CLEMSON — Clemson University School of Nursing assistant professor Susan O’Hara recently was recognized by Healthcare Design Magazine as a “HCD 10” winner. She was named the top educator because of her teaching and academic contributions to the health care design field over the past year.
Healthcare Design’s “HCD 10” annually honors a health care design industry professional in each of the following categories: architect, interior designer, provider, clinician, facility manager, building professional, educator, researcher, team MVP and outstanding organization. O’Hara was named the top educator at at an awards luncheon at the 2019 Healthcare Design (HCD) Expo & Conference in New Orleans, Nov. 3-5, and was previously recognized at the HCD Forum in September.
O’Hara said this recognition is a great honor and testament to her dedication of weaving architecture and nursing together in academics.
“I am incredibly honored by this award,” O’Hara said. “After 40 years of nursing, with the last 20 in the field of health care design, I remain passionate about the role of nurses to create healing environments, whether in the inpatient, outpatient or home environments.”
O’Hara is founder of O’Hara HealthCare Consultants, which works to bring nurses’ perspectives into architecture, and she has worked throughout her career to bring the two fields closer together.
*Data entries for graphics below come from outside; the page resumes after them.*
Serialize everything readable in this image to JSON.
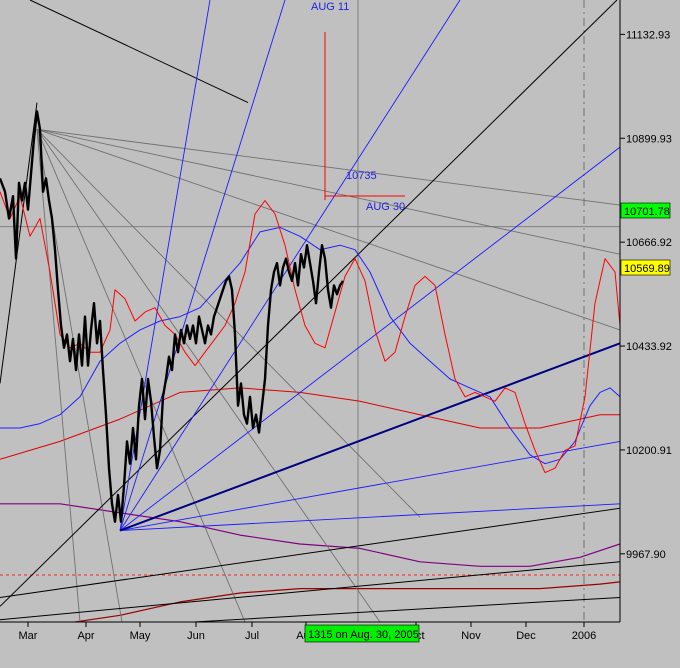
{
  "chart_data": {
    "type": "line",
    "xlabels": [
      "Mar",
      "Apr",
      "May",
      "Jun",
      "Jul",
      "Aug",
      "Oct",
      "Nov",
      "Dec",
      "2006"
    ],
    "yticks": [
      11132.93,
      10899.93,
      10666.92,
      10433.92,
      10200.91,
      9967.9
    ],
    "ylim": [
      9815,
      11210
    ],
    "price_tag": "10701.78",
    "last_tag": "10569.89",
    "status_label": "1315 on Aug. 30, 2005",
    "annotations": {
      "aug11": "AUG 11",
      "aug30": "AUG 30",
      "level": "10735"
    },
    "price_series": [
      [
        0,
        10810
      ],
      [
        5,
        10780
      ],
      [
        9,
        10720
      ],
      [
        13,
        10770
      ],
      [
        16,
        10630
      ],
      [
        19,
        10800
      ],
      [
        22,
        10760
      ],
      [
        25,
        10800
      ],
      [
        28,
        10740
      ],
      [
        31,
        10820
      ],
      [
        34,
        10900
      ],
      [
        37,
        10960
      ],
      [
        40,
        10920
      ],
      [
        43,
        10780
      ],
      [
        46,
        10810
      ],
      [
        49,
        10760
      ],
      [
        52,
        10720
      ],
      [
        55,
        10650
      ],
      [
        58,
        10560
      ],
      [
        61,
        10480
      ],
      [
        64,
        10430
      ],
      [
        67,
        10460
      ],
      [
        70,
        10400
      ],
      [
        73,
        10450
      ],
      [
        76,
        10380
      ],
      [
        79,
        10460
      ],
      [
        82,
        10390
      ],
      [
        85,
        10500
      ],
      [
        88,
        10390
      ],
      [
        91,
        10470
      ],
      [
        94,
        10530
      ],
      [
        97,
        10440
      ],
      [
        100,
        10490
      ],
      [
        103,
        10380
      ],
      [
        106,
        10280
      ],
      [
        109,
        10160
      ],
      [
        112,
        10080
      ],
      [
        115,
        10040
      ],
      [
        118,
        10100
      ],
      [
        121,
        10040
      ],
      [
        124,
        10120
      ],
      [
        127,
        10220
      ],
      [
        130,
        10170
      ],
      [
        133,
        10250
      ],
      [
        136,
        10180
      ],
      [
        139,
        10300
      ],
      [
        142,
        10360
      ],
      [
        145,
        10270
      ],
      [
        148,
        10360
      ],
      [
        151,
        10310
      ],
      [
        154,
        10230
      ],
      [
        157,
        10160
      ],
      [
        160,
        10200
      ],
      [
        163,
        10320
      ],
      [
        166,
        10360
      ],
      [
        169,
        10410
      ],
      [
        172,
        10380
      ],
      [
        175,
        10460
      ],
      [
        178,
        10420
      ],
      [
        181,
        10470
      ],
      [
        184,
        10440
      ],
      [
        187,
        10480
      ],
      [
        190,
        10450
      ],
      [
        193,
        10480
      ],
      [
        196,
        10440
      ],
      [
        199,
        10500
      ],
      [
        202,
        10470
      ],
      [
        205,
        10440
      ],
      [
        208,
        10480
      ],
      [
        211,
        10460
      ],
      [
        214,
        10500
      ],
      [
        217,
        10520
      ],
      [
        220,
        10540
      ],
      [
        223,
        10560
      ],
      [
        226,
        10580
      ],
      [
        229,
        10590
      ],
      [
        232,
        10560
      ],
      [
        235,
        10460
      ],
      [
        238,
        10300
      ],
      [
        241,
        10350
      ],
      [
        244,
        10280
      ],
      [
        247,
        10260
      ],
      [
        250,
        10320
      ],
      [
        253,
        10250
      ],
      [
        256,
        10280
      ],
      [
        259,
        10240
      ],
      [
        262,
        10300
      ],
      [
        265,
        10360
      ],
      [
        268,
        10480
      ],
      [
        271,
        10560
      ],
      [
        274,
        10600
      ],
      [
        277,
        10620
      ],
      [
        280,
        10570
      ],
      [
        283,
        10610
      ],
      [
        286,
        10630
      ],
      [
        289,
        10600
      ],
      [
        292,
        10580
      ],
      [
        295,
        10620
      ],
      [
        298,
        10570
      ],
      [
        301,
        10640
      ],
      [
        304,
        10610
      ],
      [
        307,
        10660
      ],
      [
        310,
        10620
      ],
      [
        313,
        10580
      ],
      [
        316,
        10530
      ],
      [
        319,
        10600
      ],
      [
        322,
        10660
      ],
      [
        325,
        10630
      ],
      [
        328,
        10560
      ],
      [
        331,
        10520
      ],
      [
        334,
        10570
      ],
      [
        337,
        10550
      ],
      [
        340,
        10570
      ],
      [
        343,
        10580
      ]
    ],
    "red_band": [
      [
        0,
        10780
      ],
      [
        10,
        10720
      ],
      [
        20,
        10770
      ],
      [
        30,
        10680
      ],
      [
        40,
        10720
      ],
      [
        50,
        10600
      ],
      [
        60,
        10460
      ],
      [
        70,
        10430
      ],
      [
        80,
        10440
      ],
      [
        90,
        10420
      ],
      [
        100,
        10420
      ],
      [
        110,
        10470
      ],
      [
        115,
        10560
      ],
      [
        125,
        10540
      ],
      [
        135,
        10490
      ],
      [
        145,
        10510
      ],
      [
        155,
        10520
      ],
      [
        165,
        10480
      ],
      [
        175,
        10460
      ],
      [
        185,
        10420
      ],
      [
        195,
        10390
      ],
      [
        205,
        10420
      ],
      [
        215,
        10450
      ],
      [
        225,
        10480
      ],
      [
        235,
        10530
      ],
      [
        245,
        10600
      ],
      [
        255,
        10730
      ],
      [
        265,
        10760
      ],
      [
        275,
        10730
      ],
      [
        285,
        10660
      ],
      [
        295,
        10560
      ],
      [
        305,
        10480
      ],
      [
        315,
        10440
      ],
      [
        325,
        10430
      ],
      [
        335,
        10510
      ],
      [
        345,
        10590
      ],
      [
        355,
        10630
      ],
      [
        365,
        10580
      ],
      [
        375,
        10470
      ],
      [
        385,
        10400
      ],
      [
        395,
        10420
      ],
      [
        405,
        10500
      ],
      [
        415,
        10570
      ],
      [
        425,
        10590
      ],
      [
        435,
        10570
      ],
      [
        445,
        10460
      ],
      [
        455,
        10360
      ],
      [
        465,
        10320
      ],
      [
        475,
        10330
      ],
      [
        485,
        10320
      ],
      [
        495,
        10310
      ],
      [
        505,
        10340
      ],
      [
        515,
        10330
      ],
      [
        525,
        10260
      ],
      [
        535,
        10200
      ],
      [
        545,
        10150
      ],
      [
        555,
        10160
      ],
      [
        565,
        10200
      ],
      [
        575,
        10210
      ],
      [
        585,
        10320
      ],
      [
        595,
        10530
      ],
      [
        605,
        10630
      ],
      [
        615,
        10600
      ],
      [
        620,
        10480
      ]
    ],
    "blue_band": [
      [
        0,
        10250
      ],
      [
        20,
        10250
      ],
      [
        40,
        10260
      ],
      [
        60,
        10280
      ],
      [
        80,
        10320
      ],
      [
        100,
        10400
      ],
      [
        120,
        10440
      ],
      [
        140,
        10470
      ],
      [
        160,
        10490
      ],
      [
        180,
        10500
      ],
      [
        200,
        10520
      ],
      [
        220,
        10570
      ],
      [
        240,
        10620
      ],
      [
        260,
        10690
      ],
      [
        280,
        10700
      ],
      [
        300,
        10680
      ],
      [
        320,
        10650
      ],
      [
        340,
        10660
      ],
      [
        355,
        10650
      ],
      [
        370,
        10600
      ],
      [
        390,
        10500
      ],
      [
        410,
        10440
      ],
      [
        430,
        10400
      ],
      [
        450,
        10360
      ],
      [
        470,
        10340
      ],
      [
        490,
        10320
      ],
      [
        510,
        10250
      ],
      [
        530,
        10190
      ],
      [
        545,
        10170
      ],
      [
        560,
        10180
      ],
      [
        575,
        10220
      ],
      [
        590,
        10300
      ],
      [
        600,
        10330
      ],
      [
        610,
        10340
      ],
      [
        620,
        10320
      ]
    ],
    "red_ma": [
      [
        0,
        10180
      ],
      [
        60,
        10220
      ],
      [
        120,
        10270
      ],
      [
        180,
        10330
      ],
      [
        240,
        10340
      ],
      [
        300,
        10330
      ],
      [
        360,
        10310
      ],
      [
        420,
        10280
      ],
      [
        480,
        10250
      ],
      [
        540,
        10250
      ],
      [
        600,
        10280
      ],
      [
        620,
        10280
      ]
    ],
    "purple_ma": [
      [
        0,
        10080
      ],
      [
        60,
        10080
      ],
      [
        120,
        10060
      ],
      [
        180,
        10040
      ],
      [
        240,
        10010
      ],
      [
        300,
        9990
      ],
      [
        360,
        9980
      ],
      [
        420,
        9950
      ],
      [
        480,
        9940
      ],
      [
        530,
        9940
      ],
      [
        580,
        9960
      ],
      [
        620,
        9990
      ]
    ],
    "maroon_ma": [
      [
        0,
        9800
      ],
      [
        60,
        9810
      ],
      [
        120,
        9830
      ],
      [
        180,
        9860
      ],
      [
        240,
        9880
      ],
      [
        300,
        9890
      ],
      [
        360,
        9890
      ],
      [
        420,
        9890
      ],
      [
        480,
        9890
      ],
      [
        540,
        9890
      ],
      [
        600,
        9900
      ],
      [
        620,
        9905
      ]
    ],
    "black_lines": [
      [
        [
          0,
          10350
        ],
        [
          37,
          10980
        ]
      ],
      [
        [
          30,
          11210
        ],
        [
          248,
          10980
        ]
      ],
      [
        [
          0,
          9850
        ],
        [
          617,
          11210
        ]
      ],
      [
        [
          0,
          9870
        ],
        [
          620,
          10070
        ]
      ],
      [
        [
          0,
          9820
        ],
        [
          620,
          9950
        ]
      ],
      [
        [
          0,
          9790
        ],
        [
          620,
          9870
        ]
      ]
    ],
    "gray_from_high": [
      [
        [
          37,
          10920
        ],
        [
          620,
          10750
        ]
      ],
      [
        [
          37,
          10920
        ],
        [
          620,
          10640
        ]
      ],
      [
        [
          37,
          10920
        ],
        [
          620,
          10470
        ]
      ],
      [
        [
          37,
          10920
        ],
        [
          420,
          10050
        ]
      ],
      [
        [
          37,
          10920
        ],
        [
          380,
          9815
        ]
      ],
      [
        [
          37,
          10920
        ],
        [
          245,
          9815
        ]
      ],
      [
        [
          37,
          10920
        ],
        [
          122,
          9815
        ]
      ],
      [
        [
          37,
          10920
        ],
        [
          80,
          9815
        ]
      ]
    ],
    "blue_fans": [
      [
        [
          120,
          10020
        ],
        [
          620,
          10880
        ]
      ],
      [
        [
          120,
          10020
        ],
        [
          210,
          11210
        ]
      ],
      [
        [
          120,
          10020
        ],
        [
          285,
          11210
        ]
      ],
      [
        [
          120,
          10020
        ],
        [
          460,
          11210
        ]
      ],
      [
        [
          120,
          10020
        ],
        [
          620,
          10080
        ]
      ],
      [
        [
          120,
          10020
        ],
        [
          620,
          10220
        ]
      ]
    ],
    "dark_blue_fan": [
      [
        120,
        10020
      ],
      [
        620,
        10440
      ]
    ],
    "dark_gray_lines": [
      [
        [
          0,
          10050
        ],
        [
          620,
          10030
        ]
      ]
    ]
  }
}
“My mission is to educate nurses on the importance and relevance of health care design in carrying out our professional responsibilities. The health care space is not just a place of healing, but creates healing,” O’Hara said.
She incorporates architecture into her community health nursing courses at Clemson, which focus on environmental impacts of hospital stays and outpatient care.
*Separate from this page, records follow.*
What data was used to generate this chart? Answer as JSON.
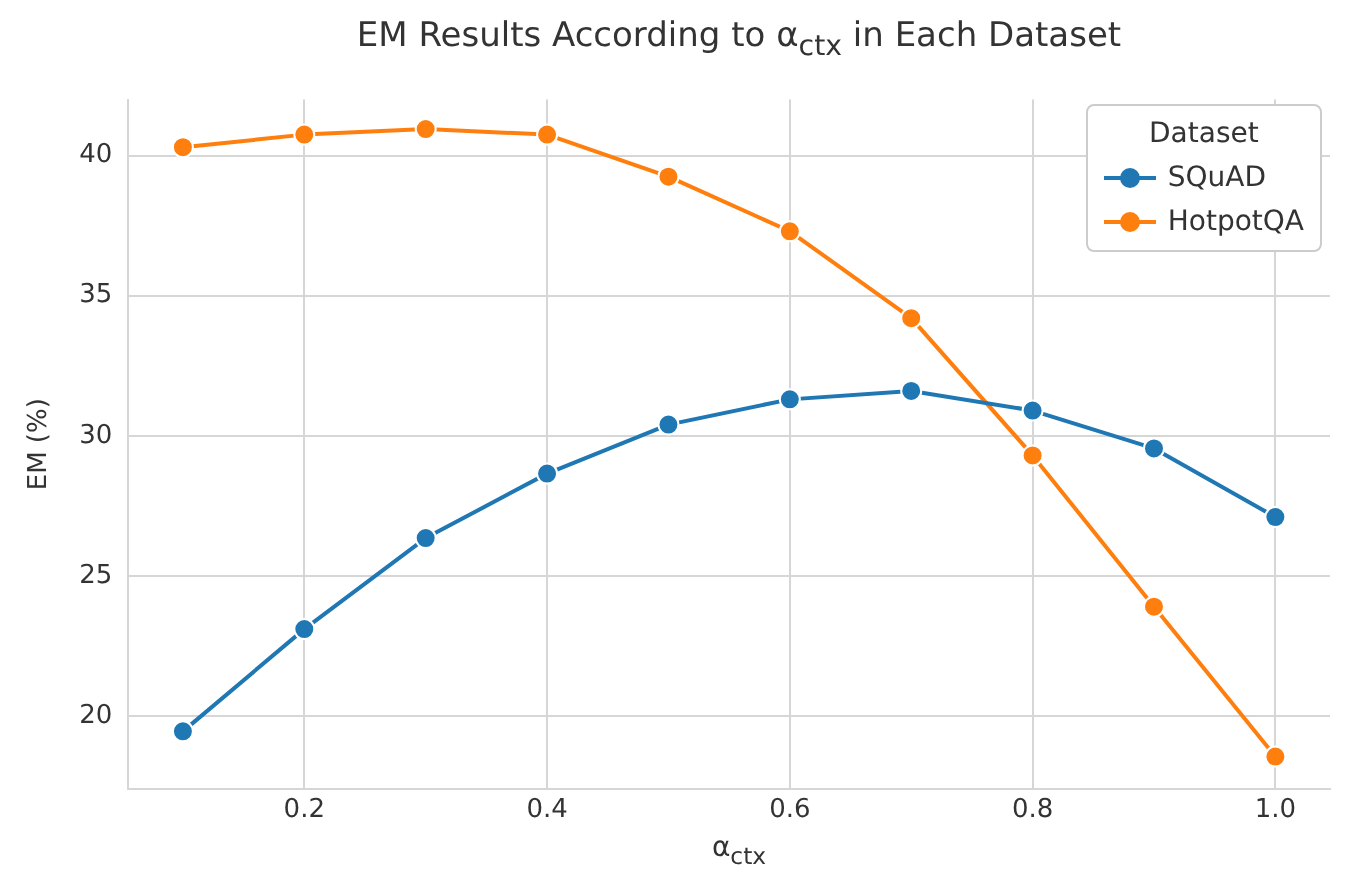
{
  "chart_data": {
    "type": "line",
    "title": "EM Results According to α$_{ctx}$ in Each Dataset",
    "xlabel": "α$_{ctx}$",
    "ylabel": "EM (%)",
    "legend_title": "Dataset",
    "x": [
      0.1,
      0.2,
      0.3,
      0.4,
      0.5,
      0.6,
      0.7,
      0.8,
      0.9,
      1.0
    ],
    "series": [
      {
        "name": "SQuAD",
        "color": "#1f77b4",
        "values": [
          19.45,
          23.1,
          26.35,
          28.65,
          30.4,
          31.3,
          31.6,
          30.9,
          29.55,
          27.1
        ]
      },
      {
        "name": "HotpotQA",
        "color": "#ff7f0e",
        "values": [
          40.3,
          40.75,
          40.95,
          40.75,
          39.25,
          37.3,
          34.2,
          29.3,
          23.9,
          18.55
        ]
      }
    ],
    "xlim": [
      0.055,
      1.045
    ],
    "ylim": [
      17.4,
      42.0
    ],
    "xticks": [
      0.2,
      0.4,
      0.6,
      0.8,
      {
        "value": 1,
        "label": "1.0"
      }
    ],
    "yticks": [
      20,
      25,
      30,
      35,
      40
    ],
    "grid": true,
    "legend": "top right",
    "marker": "circle",
    "line_style": "solid"
  }
}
O’Hara also holds an appointment in Clemson’s School of Architecture, where she mentors and participates on project research committees and grant proposals with the Architecture + Health program. Additionally, she collaborates with the School of Architecture faculty on research about the impact of intensive care unit layouts on macrocognition – how teams cognitively adapt to complexity – and caring behavior.
She helped create the Clemson University Academy of Nursing for Excellence in Design with leaders in the nursing and health care design fields in industry, academia and the military. She led the academy in planning the inaugural International Nursing Conference for Excellence in Healthcare Design. Held this summer at the Clemson University Nursing building in Greenville, the conference drew approximately 130 people to discuss nursing’s role in health care architecture as well as present new research and network to form collaborations between nurses and architects.
O’Hara has also worked with the academy and the School of Architecture to develop a health care design certificate for professionals such as nurses, which was approved by the South Carolina Commission on Higher Education in September.
Director of the Clemson School of Nursing and Chief Academic Nursing Officer Kathleen Valentine said she is proud of O’Hara’s accomplishments, adding that she is skilled in spanning the concepts of health and healing between both nursing and architecture. This is important as nursing is the diagnosis of human responses to health problems, which directly connects to health architecture’s focus on creating spaces for health and healing, Valentine said.
“As a discipline, nursing has four areas for research, education and practice: the environment, the person, health, human caring. Dr. O’Hara is leading our research focus on the environment and what it means to quality of life and well-being,” Valentine said. “We are very fortunate to have her as a member of our faculty. ”
O’Hara’s passion and work at Clemson University is what made her the choice for educator of the year, said Jennifer Silvis, editor-in-chief of Healthcare Design Magazine.
“Susan’s work throughout her career has helped to facilitate an important dialogue between two critical segments of this industry, teaching all of us the value that lies in cross-disciplinary collaboration. I’m delighted to honor her for this endeavor,” Silvis said.